Have a Nice Day creuse le même sillon que Piercing I, près de sept ans plus tard. Cette longue attente vient autant d’une inspiration longue à retrouver pour un Liu Jian ayant fait le tour du monde pour promouvoir Piercing I que d’un tournage à l’économie très restreinte. Le réalisateur occupe en effet la plupart des postes techniques d’un film dont la production de longue haleine a quasiment été menée en solitaire grâce aux divers outils informatiques à disposition. Si les contraintes techniques se ressentent profondément à l’image et l’animation est rudimentaire (les voitures seulement vues de profil, toutes les astuces et transitions pour éviter d’avoir à animer l’image bien visibles), Liu Jian fait de ces aspects des atouts propres à appuyer son propos. Cet aspect figé se répercute complètement sur l’esthétique générale, le cadre du récit et la caractérisation des personnages.

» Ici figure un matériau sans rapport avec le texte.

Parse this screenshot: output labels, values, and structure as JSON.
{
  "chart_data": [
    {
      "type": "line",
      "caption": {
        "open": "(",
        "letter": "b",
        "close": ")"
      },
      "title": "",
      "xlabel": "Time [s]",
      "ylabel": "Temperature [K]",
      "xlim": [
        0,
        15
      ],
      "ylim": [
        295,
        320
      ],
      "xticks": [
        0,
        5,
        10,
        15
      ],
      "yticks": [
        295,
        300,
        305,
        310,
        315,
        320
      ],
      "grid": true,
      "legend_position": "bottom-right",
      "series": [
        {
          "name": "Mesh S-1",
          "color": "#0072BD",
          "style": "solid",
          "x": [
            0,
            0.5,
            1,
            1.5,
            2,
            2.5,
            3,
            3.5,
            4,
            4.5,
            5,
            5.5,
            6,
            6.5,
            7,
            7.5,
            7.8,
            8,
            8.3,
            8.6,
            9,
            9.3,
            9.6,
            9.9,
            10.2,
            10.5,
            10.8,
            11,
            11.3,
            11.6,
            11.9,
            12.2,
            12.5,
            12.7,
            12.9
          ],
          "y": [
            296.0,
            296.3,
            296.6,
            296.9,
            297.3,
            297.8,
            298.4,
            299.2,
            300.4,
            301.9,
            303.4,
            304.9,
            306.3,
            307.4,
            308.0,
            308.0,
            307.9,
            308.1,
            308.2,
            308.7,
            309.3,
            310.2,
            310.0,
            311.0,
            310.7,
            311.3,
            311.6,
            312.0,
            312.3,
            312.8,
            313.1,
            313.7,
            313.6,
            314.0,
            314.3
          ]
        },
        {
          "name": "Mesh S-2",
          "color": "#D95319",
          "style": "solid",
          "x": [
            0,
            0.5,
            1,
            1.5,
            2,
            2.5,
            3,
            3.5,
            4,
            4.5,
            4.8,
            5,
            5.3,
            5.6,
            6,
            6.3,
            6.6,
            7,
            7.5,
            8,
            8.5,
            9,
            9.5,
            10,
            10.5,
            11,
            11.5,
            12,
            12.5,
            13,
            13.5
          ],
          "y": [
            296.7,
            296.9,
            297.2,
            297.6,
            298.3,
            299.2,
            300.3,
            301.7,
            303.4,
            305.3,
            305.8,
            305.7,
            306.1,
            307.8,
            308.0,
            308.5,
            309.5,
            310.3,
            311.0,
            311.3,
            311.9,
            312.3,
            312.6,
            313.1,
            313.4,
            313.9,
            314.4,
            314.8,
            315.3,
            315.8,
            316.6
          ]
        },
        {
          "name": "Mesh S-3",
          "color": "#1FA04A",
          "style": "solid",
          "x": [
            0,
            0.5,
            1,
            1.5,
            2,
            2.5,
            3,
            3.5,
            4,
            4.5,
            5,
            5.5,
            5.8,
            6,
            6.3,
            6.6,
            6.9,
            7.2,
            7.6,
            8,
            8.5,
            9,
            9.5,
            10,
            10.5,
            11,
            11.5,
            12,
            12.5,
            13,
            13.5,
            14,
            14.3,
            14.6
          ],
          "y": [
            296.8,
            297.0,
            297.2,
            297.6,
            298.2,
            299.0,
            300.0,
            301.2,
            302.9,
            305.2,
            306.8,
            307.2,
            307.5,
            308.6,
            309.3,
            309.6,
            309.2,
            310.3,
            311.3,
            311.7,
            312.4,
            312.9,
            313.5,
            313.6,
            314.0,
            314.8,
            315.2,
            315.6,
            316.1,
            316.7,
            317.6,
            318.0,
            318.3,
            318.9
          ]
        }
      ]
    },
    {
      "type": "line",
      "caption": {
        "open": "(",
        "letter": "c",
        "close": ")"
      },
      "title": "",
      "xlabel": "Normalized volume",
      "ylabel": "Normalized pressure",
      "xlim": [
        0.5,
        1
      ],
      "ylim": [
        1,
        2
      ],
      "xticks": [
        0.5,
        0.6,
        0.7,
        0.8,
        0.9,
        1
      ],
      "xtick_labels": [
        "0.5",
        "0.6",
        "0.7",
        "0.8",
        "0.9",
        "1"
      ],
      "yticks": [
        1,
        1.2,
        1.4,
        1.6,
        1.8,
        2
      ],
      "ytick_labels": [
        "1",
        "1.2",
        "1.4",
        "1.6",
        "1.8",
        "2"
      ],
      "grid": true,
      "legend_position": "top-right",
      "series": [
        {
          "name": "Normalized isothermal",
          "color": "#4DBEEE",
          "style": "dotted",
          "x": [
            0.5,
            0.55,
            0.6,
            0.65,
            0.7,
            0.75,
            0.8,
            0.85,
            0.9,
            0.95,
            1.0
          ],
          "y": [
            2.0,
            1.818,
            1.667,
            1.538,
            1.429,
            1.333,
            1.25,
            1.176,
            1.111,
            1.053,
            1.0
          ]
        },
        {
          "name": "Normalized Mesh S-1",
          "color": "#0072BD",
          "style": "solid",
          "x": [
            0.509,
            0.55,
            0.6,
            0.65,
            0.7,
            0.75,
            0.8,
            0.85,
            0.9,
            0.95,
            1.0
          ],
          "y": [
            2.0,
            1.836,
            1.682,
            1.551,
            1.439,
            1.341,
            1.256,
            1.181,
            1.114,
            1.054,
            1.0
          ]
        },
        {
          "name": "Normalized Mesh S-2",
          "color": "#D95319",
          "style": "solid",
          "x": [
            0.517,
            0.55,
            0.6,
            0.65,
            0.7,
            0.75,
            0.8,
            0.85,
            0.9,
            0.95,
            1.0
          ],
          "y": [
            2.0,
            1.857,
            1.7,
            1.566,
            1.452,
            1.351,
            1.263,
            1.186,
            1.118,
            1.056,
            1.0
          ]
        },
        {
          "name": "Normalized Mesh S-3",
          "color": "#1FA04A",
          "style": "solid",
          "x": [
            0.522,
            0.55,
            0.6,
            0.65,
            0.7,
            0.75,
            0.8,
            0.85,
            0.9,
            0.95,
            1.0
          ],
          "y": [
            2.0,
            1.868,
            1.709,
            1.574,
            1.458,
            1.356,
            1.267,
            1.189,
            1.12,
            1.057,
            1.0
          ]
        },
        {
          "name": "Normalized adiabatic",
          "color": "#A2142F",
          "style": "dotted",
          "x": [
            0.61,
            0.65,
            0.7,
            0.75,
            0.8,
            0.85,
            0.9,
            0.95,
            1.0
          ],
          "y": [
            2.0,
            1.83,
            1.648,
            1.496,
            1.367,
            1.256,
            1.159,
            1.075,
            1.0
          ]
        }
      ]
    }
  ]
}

Dans une petite ville chinoise noyée dans la corruption, un chauffeur dérobe de l’argent à son patron et se retrouve avec une bande de malfrats à ses trousses. La sinistre, pluvieuse et boueuse petite ville de province où se déroule l’intrigue est déjà à elle seule l’illustration de l’avenir sans issue des protagonistes. La vulgarité d’un parrain local, la dévotion et la brutalité d’un chargé des basses œuvres, la stupidité d’une petite main de cette chaîne criminelle, tout concourt à nous signifier la médiocrité de « héros » à la hauteur de leur environnement minable. Liu Jian évite pourtant en tout point le pensum dépressif par la tonalité qu’il confère à l’ensemble. L’humour noir, les éclats de violence et surtout le tempérament haut en couleur des personnages confère une drôlerie à froid assez irrésistible qui fait de Have a Nice Day un pendant chinois et animé du meilleur des frères Coen. Tout comme ces derniers (en particulier les films moquant les hillbillies comme Blood Simple (1984), Fargo (1996) ou No Country For Old Men (2009)), Liu Jian s’amuse de personnages produits de leur environnement mais porte sur eux une tendresse et un humanisme qui leur fait dépasser la caricature (en particulier l’homme de main).
Le McGuffin est purement matérialiste avec ce sac rempli d’argent après lequel courent tout le monde, symbole de l’ambition aussi médiocre et superficielle (une opération de chirurgie esthétique pour la fiancée de l’un, Un après-midi de chien de Sidney Lumet (1975) n’est pas loin non plus) chez les uns que les chez les autres. La bande-son très electro-pop apporte une distance ironique bienvenue à ce jeu de massacre, mais Liu Jian apporte toujours un contrepoint plein d’empathie et de tendresse. Entre le rire moqueur et/ou résigné du malheur, Liu Jian ne choisit pas et c’est ce qui fait tout le prix de Have a Nice Day.
Cette description d’une société gangrenée par le désir de pouvoir, d’argent et de beauté avaient de fortes chances de froisser le comité de censure chinois. En effet, Liu Jian n’hésite pas à taper là où ça peut faire mal. Par petites touches, la politique chinoise est tout simplement dégommée par le réalisateur : un vol de missiles en fond de scène, qui n’a, a priori, rien à voir avec l’intrigue ou même une séquence osée d’animation inspirée de la propagande de l’époque de Mao montrant les rêves des protagonistes. Certainement inaccessibles…
Liu Jian, avec une économie de moyens, parvient à mettre en scène un film qui se tient même si le spectateur devra parfois s’accrocher, ne retrouvant pas ses repères. Le cinéaste se permet en plus de titiller les puissants de son pays. Que demander de plus ? Que Liu Jian soit davantage projeté hors festivals (donc moins censuré) et qu’il bénéficie enfin d’une petite aide financière pour éviter de se tuer à la tâche !
Elvire Rémand.
Have a Nice Day de Liu Jian, Chine, 2017. Projeté au Carrefour du cinéma d’animation au Forum des images.